The dominant model for funding public goods -- discrete grant rounds with lump-sum payments -- is giving way to continuous, per-second capital flows. Token streaming, conviction-based allocation, and autonomous treasury systems represent a fundamental shift: from funding as an event to funding as an ongoing relationship between capital and the work it supports.
The Shift from Lump-Sum to Per-Second
Token streaming distributes ERC-20 tokens continuously over time, typically calculated per second, rather than through discrete transfers. A sender deposits tokens into a smart contract that programmatically accrues value to a recipient as time passes. Recipients withdraw earned balances at any time. This solves a core misalignment in traditional grants: upfront payments shift risk to funders, while deferred payments create cash flow uncertainty for contributors. Streaming splits the difference -- capital flows as work happens.

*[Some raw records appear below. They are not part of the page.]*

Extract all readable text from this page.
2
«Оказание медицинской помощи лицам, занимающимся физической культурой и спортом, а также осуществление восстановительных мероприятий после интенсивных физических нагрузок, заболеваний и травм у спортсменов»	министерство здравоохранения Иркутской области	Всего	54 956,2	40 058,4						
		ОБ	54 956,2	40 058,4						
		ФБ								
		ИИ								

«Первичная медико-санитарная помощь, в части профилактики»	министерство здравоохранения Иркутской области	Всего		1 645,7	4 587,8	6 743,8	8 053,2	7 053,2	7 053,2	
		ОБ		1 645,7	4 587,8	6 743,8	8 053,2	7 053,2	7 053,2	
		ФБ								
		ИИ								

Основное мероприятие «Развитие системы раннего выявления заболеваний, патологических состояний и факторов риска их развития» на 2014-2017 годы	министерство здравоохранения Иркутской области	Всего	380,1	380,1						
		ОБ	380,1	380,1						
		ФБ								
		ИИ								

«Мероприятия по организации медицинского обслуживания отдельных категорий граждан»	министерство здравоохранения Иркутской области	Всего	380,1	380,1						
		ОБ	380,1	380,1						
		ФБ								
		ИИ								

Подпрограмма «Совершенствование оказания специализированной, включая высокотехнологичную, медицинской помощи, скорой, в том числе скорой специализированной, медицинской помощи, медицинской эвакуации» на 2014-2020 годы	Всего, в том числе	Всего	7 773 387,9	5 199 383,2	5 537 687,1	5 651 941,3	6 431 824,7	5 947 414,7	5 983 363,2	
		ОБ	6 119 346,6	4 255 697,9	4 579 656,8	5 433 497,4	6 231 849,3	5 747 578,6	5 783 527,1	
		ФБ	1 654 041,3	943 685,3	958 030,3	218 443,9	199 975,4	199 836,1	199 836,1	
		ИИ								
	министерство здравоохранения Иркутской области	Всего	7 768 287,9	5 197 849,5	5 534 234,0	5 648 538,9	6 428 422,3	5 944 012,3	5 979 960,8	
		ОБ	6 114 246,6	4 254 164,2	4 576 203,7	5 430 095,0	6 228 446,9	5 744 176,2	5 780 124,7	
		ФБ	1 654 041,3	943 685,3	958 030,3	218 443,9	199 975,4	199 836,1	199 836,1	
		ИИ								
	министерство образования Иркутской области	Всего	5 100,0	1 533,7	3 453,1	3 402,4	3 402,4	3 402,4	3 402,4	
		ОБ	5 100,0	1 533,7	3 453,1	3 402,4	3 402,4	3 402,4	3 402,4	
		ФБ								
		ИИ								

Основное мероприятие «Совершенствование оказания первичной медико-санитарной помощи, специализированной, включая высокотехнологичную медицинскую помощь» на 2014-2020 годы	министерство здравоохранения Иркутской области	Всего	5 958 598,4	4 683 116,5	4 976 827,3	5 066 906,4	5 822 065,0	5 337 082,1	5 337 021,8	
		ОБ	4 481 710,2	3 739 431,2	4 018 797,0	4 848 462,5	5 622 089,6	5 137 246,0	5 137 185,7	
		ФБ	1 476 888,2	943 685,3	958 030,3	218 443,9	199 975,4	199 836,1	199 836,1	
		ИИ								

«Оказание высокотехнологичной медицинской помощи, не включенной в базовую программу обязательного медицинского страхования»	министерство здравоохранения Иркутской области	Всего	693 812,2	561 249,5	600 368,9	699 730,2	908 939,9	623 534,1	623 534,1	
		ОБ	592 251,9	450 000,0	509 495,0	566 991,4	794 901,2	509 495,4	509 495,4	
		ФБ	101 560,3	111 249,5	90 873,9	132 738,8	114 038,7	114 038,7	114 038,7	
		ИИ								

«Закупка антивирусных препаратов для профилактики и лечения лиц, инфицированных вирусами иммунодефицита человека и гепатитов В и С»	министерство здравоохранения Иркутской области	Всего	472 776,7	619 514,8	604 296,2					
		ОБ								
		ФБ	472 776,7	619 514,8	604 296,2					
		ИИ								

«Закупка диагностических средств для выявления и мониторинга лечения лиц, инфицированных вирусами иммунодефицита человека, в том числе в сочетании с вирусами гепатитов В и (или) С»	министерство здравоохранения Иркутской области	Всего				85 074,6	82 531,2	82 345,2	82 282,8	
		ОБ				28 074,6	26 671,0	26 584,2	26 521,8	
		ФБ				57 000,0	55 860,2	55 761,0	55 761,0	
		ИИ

The mechanism is allocation-agnostic: streaming can distribute funds originally allocated through quadratic funding, retroactive funding, direct grants, or DAO governance. It operates at the execution layer of the funding stack, determining how capital moves after what to fund has already been decided.
Streaming Infrastructure
Three protocols form the infrastructure backbone of onchain streaming:
Sablier, launched in 2019, is the first token streaming protocol in the Ethereum ecosystem. It offers fixed-duration vesting (Lockup), open-ended recurring payments (Flow), and scalable token distribution (Merkle Airdrops) across 28+ chains. By 2024, Sablier reported approximately $250M in median TVL and over 552,800 token streams created. Organizations including Nouns DAO, Uniswap Governance, and Balancer have used the protocol.
Superfluid introduces the Super Token standard and streaming agreements, enabling per-second payments through programmable smart contracts. Used by ENS DAO, Optimism, and Gitcoin's Allo Protocol, Superfluid powers streaming-based salary, grants, vesting, and subscription flows across multiple EVM networks.

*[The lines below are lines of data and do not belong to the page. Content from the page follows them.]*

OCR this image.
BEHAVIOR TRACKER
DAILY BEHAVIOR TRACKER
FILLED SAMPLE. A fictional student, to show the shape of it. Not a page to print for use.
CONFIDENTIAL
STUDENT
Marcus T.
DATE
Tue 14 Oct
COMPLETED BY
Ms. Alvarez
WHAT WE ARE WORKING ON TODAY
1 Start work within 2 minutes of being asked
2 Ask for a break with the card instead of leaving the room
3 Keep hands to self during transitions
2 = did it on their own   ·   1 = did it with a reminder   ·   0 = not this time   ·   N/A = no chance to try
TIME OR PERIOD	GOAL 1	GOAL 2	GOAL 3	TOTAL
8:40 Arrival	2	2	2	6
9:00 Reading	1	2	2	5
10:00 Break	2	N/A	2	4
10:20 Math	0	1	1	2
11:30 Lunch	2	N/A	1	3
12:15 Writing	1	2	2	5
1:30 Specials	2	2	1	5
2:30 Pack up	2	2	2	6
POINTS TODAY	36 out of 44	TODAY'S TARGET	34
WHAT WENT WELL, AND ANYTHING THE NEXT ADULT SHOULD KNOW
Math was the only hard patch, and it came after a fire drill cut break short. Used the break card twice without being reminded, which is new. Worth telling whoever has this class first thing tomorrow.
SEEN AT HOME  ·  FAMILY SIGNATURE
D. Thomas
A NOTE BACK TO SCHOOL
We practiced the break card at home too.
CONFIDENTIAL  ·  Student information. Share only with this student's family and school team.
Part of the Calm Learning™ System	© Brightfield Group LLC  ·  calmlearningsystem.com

Drips, built within the Radworks ecosystem alongside Radicle, focuses specifically on open source software funding. Its core primitive is the Drip List -- a curated list of up to 200 GitHub repositories or Ethereum addresses, each assigned a percentage share of incoming funds. When maintainers claim funds, they can configure their own dependency lists and forward a percentage upstream, creating composable funding graphs where deeply nested dependencies receive funding indirectly.
Protocol Guild: Streaming at Scale
Protocol Guild is the most successful demonstration of streaming for public goods. The collective fund supports Ethereum Layer 1 core protocol contributors through long-term onchain token vesting. It maintains a publicly verifiable registry of active contributors and distributes donated assets directly to individuals. Protocol Guild does not evaluate proposals, direct work, or influence governance -- it simply streams capital to the people building Ethereum's core infrastructure. The protocol has received over $100M in donations from projects building on Ethereum, making it a proof point that streaming-based funding can operate at significant scale.
Continuous Governance: Conviction Voting
Conviction voting extends the continuous paradigm from payments to governance itself. Rather than time-boxed voting windows, participants stake tokens on proposals continuously, with voting power accumulating over time via an exponential decay function. When accumulated conviction crosses a dynamic threshold, proposals pass automatically and funds disburse. Streaming quadratic voting combines this continuous approach with quadratic cost functions, letting participants stream support to proposals and rebalance dynamically as conditions evolve.
Autonomous Systems: Revnets and AutoPGF
The most radical extension of continuous funding removes human allocation decisions entirely. Revnets (Revenue Networks) are fully autonomous, immutable smart contract treasuries that tokenize revenue and enforce deterministic economic rules. Deployed once with four locked parameters -- premint, entry curve, exit curve, and optional boost period -- Revnets operate without governance, owners, or human intervention. The philosophy of Retailism treats investors and customers as alike, encoding this insight into immutable contracts.
AutoPGF eliminates governance friction by automating capital distribution based on predefined signals -- protocol fees, usage metrics, contribution data, or community votes. Three primary models have emerged: protocol-native PGF (percentage of fees to public goods), signal-based streaming (real-time flows from votes or metrics), and trigger-based allocations (threshold-activated distributions).
Aqueduct Routing
Aqueduct infrastructure creates programmable capital pipelines connecting funding sources to recipients. Like Roman aqueducts routing water across distances, funding aqueducts enable continuous flows that split, merge, redirect, and cascade through multiple recipients. Combined with Flows.wtf -- where token curated registries govern continuous streaming to approved builders -- these systems point toward a future where public goods funding is always-on infrastructure rather than periodic philanthropic events.